L’elezione – annunciata alcune settimane fa da City journal – di Caparvi, come segretario umbro della Lega, doveva essere considerata un segnale: l’ala moderata leghista («ma non troppo», ci ha sempre tenuto a sottolineare Caparvi) era qui quella vincente, quella che ha ottenuto probabilmente il miglior risultato di tutta la Penisola.
Se l’Umbria è un test, se quella di ieri non è stata una coincidenza, si deve immaginare che, passata la prima settimana di vesti stracciate insieme, la distanza tra Lega e M5s crescerà. I sondaggisti sono stati per altro chiarissimi: il Movimento cinquestelle viene percepito come partito sconfitto, la Lega come partito penalizzato ma, proprio per questo, pronto alla rivincita, con tutte le carte in regola per tornare dove eravamo rimasti: alle soglie di palazzo Chigi.

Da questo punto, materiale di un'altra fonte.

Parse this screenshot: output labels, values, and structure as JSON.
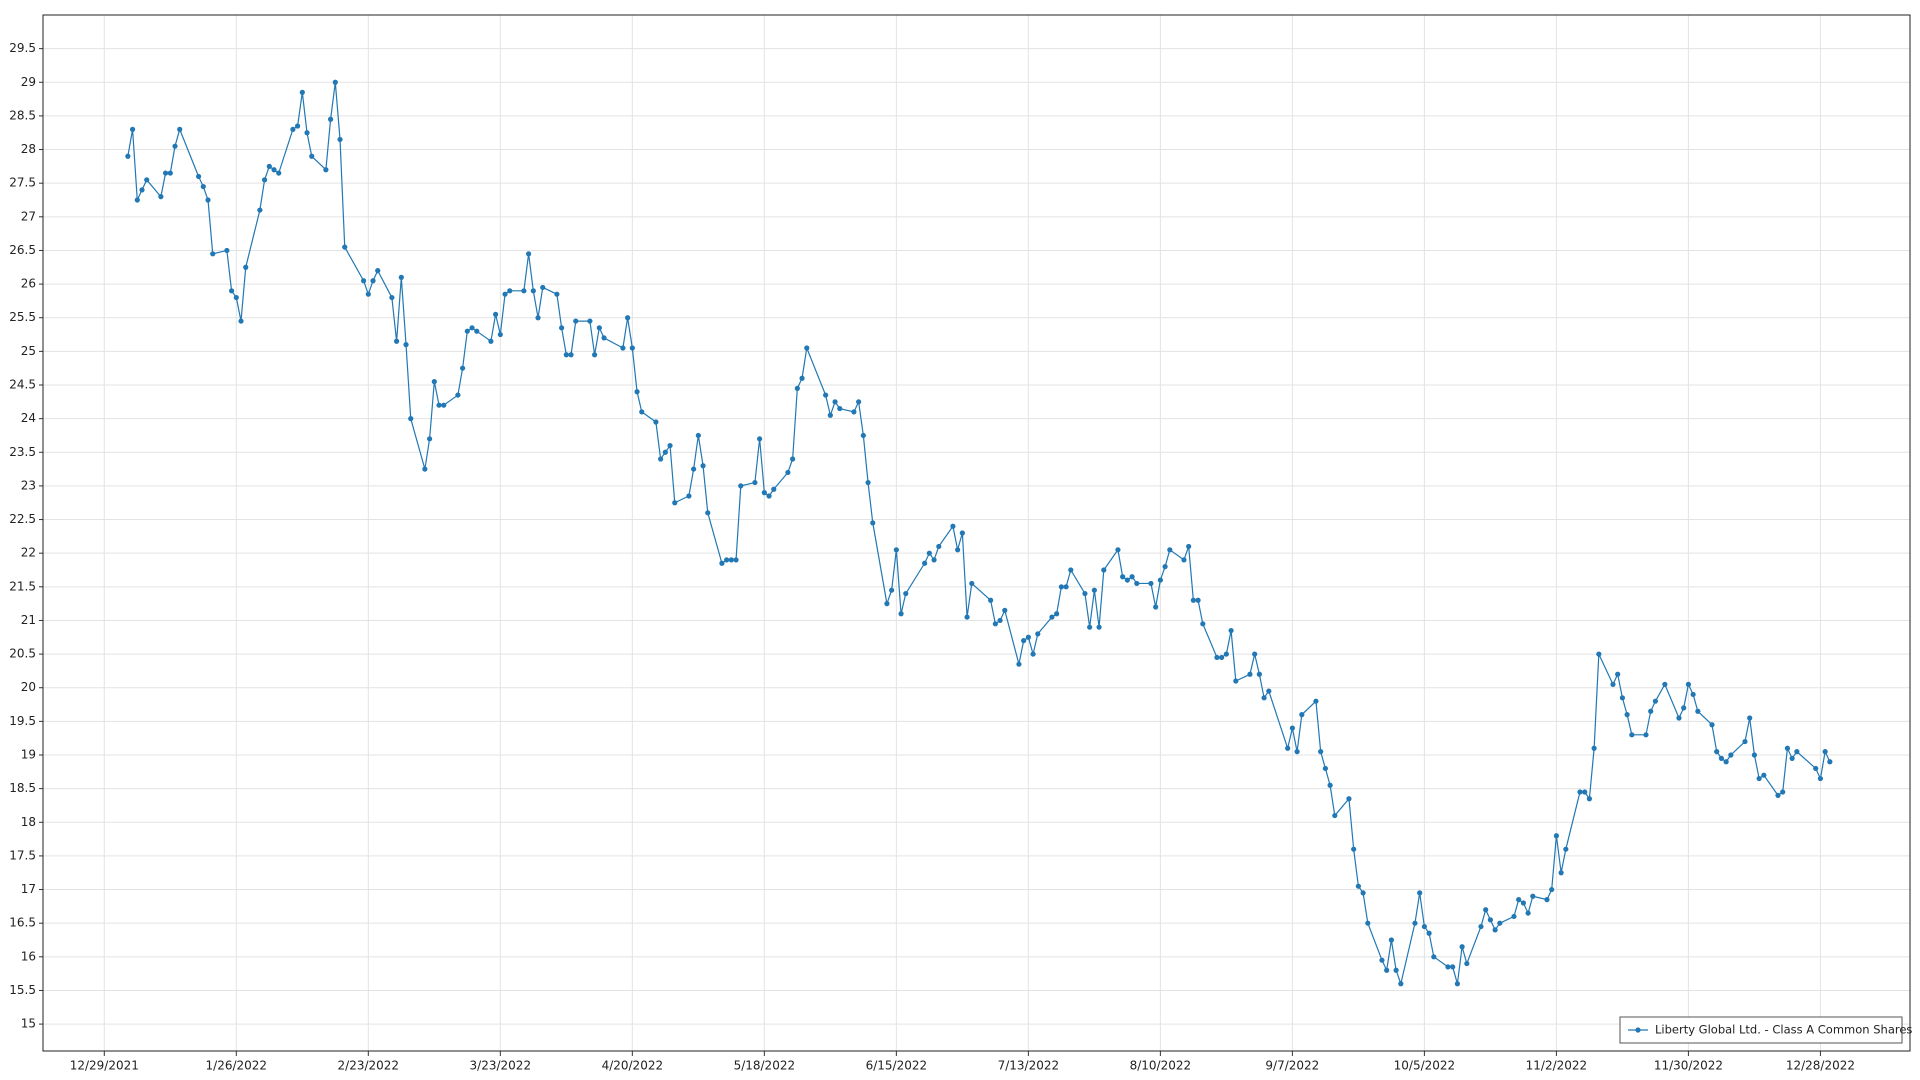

La strada indicata dall’Umbria saà quella che sceglierà Salvini per elezioni che si avvicinano sempre più e potrebbero svolgesi addirittura a metà luglio? Anche dal punto di vista strettamente pratico potrebbe essere la scelta meno rischiosa, meno faticosa e più redditizia. Con un problema: Savona ritornerà a essere solo il nome di una bella città italiana dal curioso dialetto?